June 13, 1954, the first performance of Ralph Vaughan Williams’s Tuba Concerto, given by Philip Catelinet with the LSO and Barbirolli, commercially recorded the following day. It’s in three concise movements and is characteristic of the composer, whether spiky rhythms or the lovely melody of the central ‘Romanza’. Constantin Hartwig was superb regarding every demand, so lyrical in the middle movement, impressively poised in the cadenzas, and he could not have wished for a better collaboration than that fashioned by Sakari Oramo.
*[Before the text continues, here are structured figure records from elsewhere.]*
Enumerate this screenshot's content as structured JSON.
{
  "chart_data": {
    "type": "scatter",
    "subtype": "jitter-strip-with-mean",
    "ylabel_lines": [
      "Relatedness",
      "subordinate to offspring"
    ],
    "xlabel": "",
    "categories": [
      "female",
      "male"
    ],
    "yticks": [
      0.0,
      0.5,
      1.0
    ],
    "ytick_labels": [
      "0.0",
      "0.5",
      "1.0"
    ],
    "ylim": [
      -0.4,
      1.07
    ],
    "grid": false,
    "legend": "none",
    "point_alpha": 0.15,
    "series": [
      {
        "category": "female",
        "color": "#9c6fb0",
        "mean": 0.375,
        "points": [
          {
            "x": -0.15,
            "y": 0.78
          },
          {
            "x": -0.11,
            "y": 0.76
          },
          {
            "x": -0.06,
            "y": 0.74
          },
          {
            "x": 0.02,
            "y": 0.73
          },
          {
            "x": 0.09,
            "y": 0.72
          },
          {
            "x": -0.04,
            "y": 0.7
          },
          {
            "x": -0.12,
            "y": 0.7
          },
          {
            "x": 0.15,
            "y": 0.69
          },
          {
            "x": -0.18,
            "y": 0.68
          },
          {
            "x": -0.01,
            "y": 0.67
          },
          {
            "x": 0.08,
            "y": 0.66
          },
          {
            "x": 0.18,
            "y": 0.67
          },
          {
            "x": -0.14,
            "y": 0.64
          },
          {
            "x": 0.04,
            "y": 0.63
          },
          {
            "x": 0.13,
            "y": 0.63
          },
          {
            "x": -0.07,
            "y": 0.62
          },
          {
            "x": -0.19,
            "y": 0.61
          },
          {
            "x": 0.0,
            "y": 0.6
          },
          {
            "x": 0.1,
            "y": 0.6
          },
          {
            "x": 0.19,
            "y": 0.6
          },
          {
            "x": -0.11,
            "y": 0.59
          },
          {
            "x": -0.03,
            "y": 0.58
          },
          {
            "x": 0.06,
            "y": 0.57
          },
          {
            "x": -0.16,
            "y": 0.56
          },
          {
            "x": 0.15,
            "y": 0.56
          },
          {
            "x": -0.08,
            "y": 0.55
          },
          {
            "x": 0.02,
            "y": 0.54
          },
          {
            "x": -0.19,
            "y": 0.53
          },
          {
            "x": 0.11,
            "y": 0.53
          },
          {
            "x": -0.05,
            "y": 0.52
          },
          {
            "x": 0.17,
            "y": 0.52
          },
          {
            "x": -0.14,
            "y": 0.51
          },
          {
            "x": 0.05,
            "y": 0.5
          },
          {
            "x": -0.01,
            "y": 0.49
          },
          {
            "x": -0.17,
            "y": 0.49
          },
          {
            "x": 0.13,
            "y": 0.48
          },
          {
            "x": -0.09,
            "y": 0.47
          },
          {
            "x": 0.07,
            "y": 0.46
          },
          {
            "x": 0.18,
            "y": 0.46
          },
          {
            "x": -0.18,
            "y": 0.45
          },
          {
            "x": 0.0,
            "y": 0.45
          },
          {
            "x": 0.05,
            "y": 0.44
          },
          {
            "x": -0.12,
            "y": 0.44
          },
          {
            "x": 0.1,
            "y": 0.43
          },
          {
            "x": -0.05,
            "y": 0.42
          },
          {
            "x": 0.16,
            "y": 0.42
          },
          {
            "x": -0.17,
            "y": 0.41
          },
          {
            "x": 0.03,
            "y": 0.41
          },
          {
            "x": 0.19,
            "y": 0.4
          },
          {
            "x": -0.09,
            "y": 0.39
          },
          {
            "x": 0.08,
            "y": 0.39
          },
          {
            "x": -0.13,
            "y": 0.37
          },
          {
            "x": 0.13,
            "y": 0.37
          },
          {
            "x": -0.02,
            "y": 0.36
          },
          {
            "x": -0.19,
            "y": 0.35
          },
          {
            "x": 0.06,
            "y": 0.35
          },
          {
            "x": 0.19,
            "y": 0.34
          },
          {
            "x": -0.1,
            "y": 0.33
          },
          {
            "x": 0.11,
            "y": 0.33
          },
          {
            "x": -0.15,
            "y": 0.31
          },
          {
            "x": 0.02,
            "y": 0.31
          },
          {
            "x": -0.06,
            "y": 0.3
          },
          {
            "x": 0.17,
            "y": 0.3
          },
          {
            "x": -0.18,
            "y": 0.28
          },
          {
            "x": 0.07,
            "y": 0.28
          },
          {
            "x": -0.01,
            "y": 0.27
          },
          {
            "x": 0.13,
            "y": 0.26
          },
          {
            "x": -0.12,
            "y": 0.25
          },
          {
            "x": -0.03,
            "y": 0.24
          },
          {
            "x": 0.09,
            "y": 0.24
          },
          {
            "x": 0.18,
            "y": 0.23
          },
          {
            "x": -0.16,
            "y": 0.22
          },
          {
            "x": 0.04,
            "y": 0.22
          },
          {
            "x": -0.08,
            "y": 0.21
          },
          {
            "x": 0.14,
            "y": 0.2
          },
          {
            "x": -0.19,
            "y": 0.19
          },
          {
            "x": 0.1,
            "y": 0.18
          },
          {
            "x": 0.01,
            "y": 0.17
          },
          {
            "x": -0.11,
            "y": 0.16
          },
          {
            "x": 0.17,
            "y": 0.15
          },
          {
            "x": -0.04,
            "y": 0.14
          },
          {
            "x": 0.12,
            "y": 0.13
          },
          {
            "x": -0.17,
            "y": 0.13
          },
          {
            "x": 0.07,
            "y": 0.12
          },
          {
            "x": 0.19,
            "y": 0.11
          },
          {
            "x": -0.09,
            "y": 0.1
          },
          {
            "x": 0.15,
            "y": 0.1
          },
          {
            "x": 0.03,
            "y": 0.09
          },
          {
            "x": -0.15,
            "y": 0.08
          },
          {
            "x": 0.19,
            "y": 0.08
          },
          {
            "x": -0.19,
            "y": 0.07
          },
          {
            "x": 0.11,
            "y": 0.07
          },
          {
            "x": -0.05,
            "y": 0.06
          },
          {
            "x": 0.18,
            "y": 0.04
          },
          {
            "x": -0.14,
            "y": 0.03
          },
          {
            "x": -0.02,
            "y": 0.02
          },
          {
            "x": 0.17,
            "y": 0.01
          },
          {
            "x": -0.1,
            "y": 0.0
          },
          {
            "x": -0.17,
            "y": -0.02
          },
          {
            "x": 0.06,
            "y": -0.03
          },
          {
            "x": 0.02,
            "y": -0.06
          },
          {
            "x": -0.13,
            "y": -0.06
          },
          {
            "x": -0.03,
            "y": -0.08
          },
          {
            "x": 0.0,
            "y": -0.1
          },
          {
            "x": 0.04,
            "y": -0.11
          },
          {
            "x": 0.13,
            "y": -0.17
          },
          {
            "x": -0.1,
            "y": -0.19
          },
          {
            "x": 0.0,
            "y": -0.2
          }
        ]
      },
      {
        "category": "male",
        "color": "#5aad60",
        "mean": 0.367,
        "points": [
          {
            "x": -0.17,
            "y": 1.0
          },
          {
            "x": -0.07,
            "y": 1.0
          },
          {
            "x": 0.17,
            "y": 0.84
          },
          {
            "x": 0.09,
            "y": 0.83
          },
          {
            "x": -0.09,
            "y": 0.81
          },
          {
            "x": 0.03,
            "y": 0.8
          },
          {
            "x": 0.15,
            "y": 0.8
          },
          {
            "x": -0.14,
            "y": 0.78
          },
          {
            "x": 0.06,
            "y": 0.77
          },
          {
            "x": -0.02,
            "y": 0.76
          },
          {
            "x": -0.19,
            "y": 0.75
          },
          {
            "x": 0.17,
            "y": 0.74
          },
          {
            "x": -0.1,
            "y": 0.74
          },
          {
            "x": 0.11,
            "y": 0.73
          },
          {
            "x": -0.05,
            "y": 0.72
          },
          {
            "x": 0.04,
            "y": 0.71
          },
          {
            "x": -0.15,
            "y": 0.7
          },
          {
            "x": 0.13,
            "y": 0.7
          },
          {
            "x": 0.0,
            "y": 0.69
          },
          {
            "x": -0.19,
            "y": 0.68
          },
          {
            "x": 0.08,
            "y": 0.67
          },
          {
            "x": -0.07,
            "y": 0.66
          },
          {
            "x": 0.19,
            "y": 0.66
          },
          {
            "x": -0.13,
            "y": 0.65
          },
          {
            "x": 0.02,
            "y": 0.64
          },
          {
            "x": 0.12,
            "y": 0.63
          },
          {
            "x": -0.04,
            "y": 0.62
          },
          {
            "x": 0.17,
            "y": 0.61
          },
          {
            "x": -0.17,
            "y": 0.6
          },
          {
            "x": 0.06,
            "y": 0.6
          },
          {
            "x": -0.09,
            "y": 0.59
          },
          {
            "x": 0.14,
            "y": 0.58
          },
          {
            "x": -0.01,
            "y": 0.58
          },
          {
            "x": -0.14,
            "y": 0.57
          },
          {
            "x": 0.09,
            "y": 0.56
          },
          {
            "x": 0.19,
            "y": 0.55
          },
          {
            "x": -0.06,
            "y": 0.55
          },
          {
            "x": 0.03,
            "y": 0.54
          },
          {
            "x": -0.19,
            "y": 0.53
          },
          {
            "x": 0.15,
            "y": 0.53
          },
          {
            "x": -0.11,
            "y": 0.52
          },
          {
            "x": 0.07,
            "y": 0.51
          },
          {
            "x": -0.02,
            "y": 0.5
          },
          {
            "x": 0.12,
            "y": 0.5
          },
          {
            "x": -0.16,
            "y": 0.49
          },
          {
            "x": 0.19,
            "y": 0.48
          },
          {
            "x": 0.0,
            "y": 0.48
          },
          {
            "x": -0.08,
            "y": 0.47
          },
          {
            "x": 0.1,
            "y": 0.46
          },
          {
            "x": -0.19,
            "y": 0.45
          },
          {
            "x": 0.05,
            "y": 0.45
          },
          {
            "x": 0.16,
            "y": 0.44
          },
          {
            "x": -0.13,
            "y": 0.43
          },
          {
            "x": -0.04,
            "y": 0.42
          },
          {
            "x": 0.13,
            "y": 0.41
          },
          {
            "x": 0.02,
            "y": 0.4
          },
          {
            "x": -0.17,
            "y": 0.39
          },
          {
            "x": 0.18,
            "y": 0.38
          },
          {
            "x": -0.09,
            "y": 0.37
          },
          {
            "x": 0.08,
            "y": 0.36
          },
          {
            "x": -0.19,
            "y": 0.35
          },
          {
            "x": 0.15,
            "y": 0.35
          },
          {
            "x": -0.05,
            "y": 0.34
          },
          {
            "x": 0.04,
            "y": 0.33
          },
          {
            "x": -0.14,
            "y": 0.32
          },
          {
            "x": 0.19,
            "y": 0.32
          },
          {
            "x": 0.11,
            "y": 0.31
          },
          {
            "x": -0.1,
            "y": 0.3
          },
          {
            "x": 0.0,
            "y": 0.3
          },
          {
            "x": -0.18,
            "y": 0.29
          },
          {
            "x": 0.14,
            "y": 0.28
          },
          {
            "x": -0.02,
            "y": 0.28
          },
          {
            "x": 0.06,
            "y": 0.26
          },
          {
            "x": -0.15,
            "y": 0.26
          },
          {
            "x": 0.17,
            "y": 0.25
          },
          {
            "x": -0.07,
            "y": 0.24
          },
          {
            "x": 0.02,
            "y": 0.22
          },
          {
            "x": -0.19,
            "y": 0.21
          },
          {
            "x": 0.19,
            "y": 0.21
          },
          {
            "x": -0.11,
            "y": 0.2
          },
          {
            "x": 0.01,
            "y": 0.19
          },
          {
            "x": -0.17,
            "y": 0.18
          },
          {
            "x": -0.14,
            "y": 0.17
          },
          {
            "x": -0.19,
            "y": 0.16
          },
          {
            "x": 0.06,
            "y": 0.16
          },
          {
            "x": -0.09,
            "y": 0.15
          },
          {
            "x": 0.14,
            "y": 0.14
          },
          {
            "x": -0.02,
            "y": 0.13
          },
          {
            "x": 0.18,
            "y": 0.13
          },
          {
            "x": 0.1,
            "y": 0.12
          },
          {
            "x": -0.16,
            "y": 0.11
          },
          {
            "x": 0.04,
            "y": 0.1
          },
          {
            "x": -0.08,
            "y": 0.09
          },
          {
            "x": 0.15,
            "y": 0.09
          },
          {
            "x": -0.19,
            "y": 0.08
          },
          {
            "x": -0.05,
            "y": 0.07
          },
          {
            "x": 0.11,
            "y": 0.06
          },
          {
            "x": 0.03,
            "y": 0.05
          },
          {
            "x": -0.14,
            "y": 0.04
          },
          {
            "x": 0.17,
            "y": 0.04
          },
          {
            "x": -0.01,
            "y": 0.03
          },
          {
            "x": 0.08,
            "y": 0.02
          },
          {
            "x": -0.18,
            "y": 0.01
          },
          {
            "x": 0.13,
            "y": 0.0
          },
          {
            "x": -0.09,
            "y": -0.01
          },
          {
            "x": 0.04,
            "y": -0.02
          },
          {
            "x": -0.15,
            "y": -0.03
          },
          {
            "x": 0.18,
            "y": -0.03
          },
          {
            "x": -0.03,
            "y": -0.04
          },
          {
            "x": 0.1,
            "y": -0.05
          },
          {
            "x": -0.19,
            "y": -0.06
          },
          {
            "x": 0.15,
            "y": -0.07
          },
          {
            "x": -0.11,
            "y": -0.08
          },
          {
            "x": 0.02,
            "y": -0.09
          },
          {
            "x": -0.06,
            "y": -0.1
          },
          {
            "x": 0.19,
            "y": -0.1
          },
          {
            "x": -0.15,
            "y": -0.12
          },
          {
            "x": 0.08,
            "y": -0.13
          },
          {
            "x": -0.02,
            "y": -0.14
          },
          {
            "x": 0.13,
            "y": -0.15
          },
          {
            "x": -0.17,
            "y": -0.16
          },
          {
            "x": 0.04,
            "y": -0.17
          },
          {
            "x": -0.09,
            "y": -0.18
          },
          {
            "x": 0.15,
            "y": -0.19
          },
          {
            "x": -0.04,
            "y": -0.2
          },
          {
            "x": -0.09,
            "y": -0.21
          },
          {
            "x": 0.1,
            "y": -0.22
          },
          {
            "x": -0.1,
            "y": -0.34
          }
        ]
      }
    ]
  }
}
Hartwig offered a syncopated encore, an arrangement of Paul McCartney’s ‘Blackbird’.

Opening the Prom was the UK premiere of Mark-Anthony Turnage’s twenty-five-minute Time Flies (BBC co-commission, scored for large orchestra including Turnage’s trademark soprano saxophone), first heard in Hamburg in September last year conducted by Alan Gilbert. The German city is the subject of the second movement, preceded by London and rounded by Tokyo. (More info here: http://www.colinscolumn.com/tonight-at-bbc-proms-2022-the-uk-premiere-of-mark-anthony-turnages-time-flies-bbcso-sakari-oramo-also-vaughan-williams-and-elgar/.) Time Flies is an engaging score, rather folksy and lightly detailed first of all, Turnage at his most English (one motif, akin to a nursery rhyme, had me thinking of Eric Coates), then more-strident (woodwinds and brass, and rather John Adams-like) for Hamburg, if evocative, maybe with a social-decay edge, strings adding intensity, with flowering optimism latterly coming through; and Tokyo is full of complex dance rhythms, no problem for the BBCSO and Oramo; indeed, played with confident swagger.

It’s ten years since Oramo recorded Elgar’s First Symphony in Stockholm, https://www.classicalsource.com/cd/sakari-oramo-conducts-elgars-first-symphony-and-cockaigne-overture-royal-stockholm-philharmonic-orchestra-bis/, and there was a previous BBCSO concert of it. This Proms performance was magnificent, fabulously played, lived-in yet crackling with the passion of a first-love discovery. The ebb and flow of the opening movement, the public and the private aspects, were beautifully judged as integral to whole, whether powerfully energetic or confiding, embracing multifaceted emotions. The Scherzo was brought off with militaristic elan as well as generously expressive broadenings – Oramo going with his heart – a reverie as the wonderful slow movement is approached, here distilled raptly, music beyond words, ppp at least by the close. With a Finale that strutted, suggested panoramic views, and ended gloriously, this was altogether special.